Les équidés , ou l'histoire d'un mythe : Les lignées évolutives mythe ou réalité ?
Les lignées évolutives sont décrites uniquement quand elles ont échoué. Tous les cas jusqu’alors bien documentés ressemblent à la lignée du cheval. Chez les groupes encore très bien représentés à l’heure actuelle, il est absolument impossible de définir une quelconque direction de l’évolution. Il n’est qu’à considérer le groupe des Artiodactyles, les ongulés à nombre pair de doigts, pour s’en persuader. Chez ce groupe en effet, la situation ressemble sans doute à ce qu’elle était pour les Équidés à la fin du Miocène. On y trouve des formes de tailles très variables, depuis les petits Dik-Dik jusqu’aux imposants Buffles, pour ne considérer que la seule famille des Bovidés.
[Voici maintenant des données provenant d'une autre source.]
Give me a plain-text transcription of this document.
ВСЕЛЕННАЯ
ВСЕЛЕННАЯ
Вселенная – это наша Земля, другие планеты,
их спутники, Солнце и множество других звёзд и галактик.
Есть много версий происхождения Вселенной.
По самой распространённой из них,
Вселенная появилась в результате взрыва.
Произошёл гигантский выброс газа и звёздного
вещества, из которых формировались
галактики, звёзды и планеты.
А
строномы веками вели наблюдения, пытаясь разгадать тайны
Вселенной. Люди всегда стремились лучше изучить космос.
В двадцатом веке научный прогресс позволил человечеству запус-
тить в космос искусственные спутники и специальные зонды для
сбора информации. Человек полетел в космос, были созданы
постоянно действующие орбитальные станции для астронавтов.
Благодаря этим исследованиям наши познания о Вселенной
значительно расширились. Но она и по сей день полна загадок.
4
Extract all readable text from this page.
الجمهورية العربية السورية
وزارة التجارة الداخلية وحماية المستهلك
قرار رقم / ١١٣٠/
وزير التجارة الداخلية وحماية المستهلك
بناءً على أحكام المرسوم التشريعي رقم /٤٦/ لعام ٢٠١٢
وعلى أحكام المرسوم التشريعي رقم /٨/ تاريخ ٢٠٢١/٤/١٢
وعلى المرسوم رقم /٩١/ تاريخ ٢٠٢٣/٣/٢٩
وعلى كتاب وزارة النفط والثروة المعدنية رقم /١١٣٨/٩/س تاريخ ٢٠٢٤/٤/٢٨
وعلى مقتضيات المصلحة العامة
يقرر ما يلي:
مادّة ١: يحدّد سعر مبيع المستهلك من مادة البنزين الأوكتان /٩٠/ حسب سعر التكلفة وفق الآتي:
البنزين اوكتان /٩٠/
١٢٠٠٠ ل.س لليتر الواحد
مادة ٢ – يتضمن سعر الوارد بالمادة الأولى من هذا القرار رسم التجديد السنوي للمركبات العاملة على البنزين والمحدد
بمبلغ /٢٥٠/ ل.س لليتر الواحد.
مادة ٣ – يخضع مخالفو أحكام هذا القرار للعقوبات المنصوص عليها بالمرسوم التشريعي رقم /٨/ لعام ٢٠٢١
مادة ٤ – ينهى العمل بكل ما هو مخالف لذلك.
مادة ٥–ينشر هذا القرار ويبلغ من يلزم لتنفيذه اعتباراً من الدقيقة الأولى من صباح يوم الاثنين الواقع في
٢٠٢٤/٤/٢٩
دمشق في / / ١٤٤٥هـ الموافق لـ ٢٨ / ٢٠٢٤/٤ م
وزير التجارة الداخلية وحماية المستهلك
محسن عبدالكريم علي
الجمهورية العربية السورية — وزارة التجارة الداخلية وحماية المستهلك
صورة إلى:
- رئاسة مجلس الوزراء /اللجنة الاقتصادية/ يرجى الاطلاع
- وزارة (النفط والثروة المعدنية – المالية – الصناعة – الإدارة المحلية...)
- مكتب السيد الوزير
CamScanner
Chez les Équidés, ce que l’on observe à l’heure actuelle c’est donc l’échec évolutif et l’extinction d’un groupe. Les figures utilisées pour illustrer l’évolution du groupe représentent la plupart du temps les époques du Cénozoïque sans respecter une échelle linéaire, c’est-à-dire proportionnelle à leur durée . C’est caricatural pour le Pliocène et cela exagère l’importance du rameau survivant, dont l’un des représentant est « la plus noble conquête de l’homme ». Ceci n’est peut être pas étranger à tout cela. Si on représente ce dernier rameau en respectant une échelle de temps linéaire pour toutes les époques du Tertiaire et du Quaternaire l’effet de lignée s’estompe. Si on représente l’évolution du groupe avec les figurés généralement utilisés, c’est-à-dire en négligeant l’aspect géographique et en représentant chaque genre par un trait unique, comme cela a été fait pour les Ammonites par exemple , alors on observe quelque chose qui semble fréquent dans l’évolution, une succes¬sion de phases de radiation et d’extinction , un mince filet ayant «miraculeusement » échappé à la dernière et parvenu jusqu’à nos jours. La représentation prend ici une importance singulière. Les tendances évolutives proviennent en partie de la présentation incomplète des pièces du puzzle et du choix de l’échelle de temps dans la représentation.
L’histoire de la famille semble marquée par des phénomènes de spéciation explosive, ou radiation, faisant apparaître brusquement de nombreuses espèces. C’est ce qui s’est produit au cours du Miocène et le nombre d’espèce est ensuite resté relativement stable (Mac Fadden & Hulbert 1988). Les modèles de ces auteurs nous présentent une courbe de croissance logistique, sigmoïde, du nombre d’espèces tendant vers une saturation , sans doute après l’occupation de toutes les niches écologiques disponibles . La stabilité se maintient jusqu’à la limite Miocène-Pliocène où on observe une phase d’extinction quasi générale, à l’exception d’un rameau à l’origine du genre Equus. Des travaux récents (Cerling et al. 1997) montrent que cet événement est peut-être de nature écologique. En analysant la composition en différents isotopes du carbone (S13C) de l’émail des dents de différents Mammifères, actuels et fossiles, et en comparant les résultats avec la composition des végétaux, les auteurs ont mis en évidence un important changement de la nature de la végétation il y a 6 à 8 millions d’années. D’un monde de plantes herbacées à métabolisme C3 on est alors passé à un monde à plantes herbacées du type C4-C3 suite à une diminution du taux de CO2 atmosphérique. La coïncidence entre ces deux événements, changement écologique et extinction, apporte largement autant d’arguments que l’existence d’une loi interne d’évolution du groupe. Surtout si l’on considère que les plantes en C4 accumulent souvent de la silice dans leurs tissus, ce qui favorise très certainement les individus dont les dents sont les plus résistantes où qui compensent rapidement leur usure.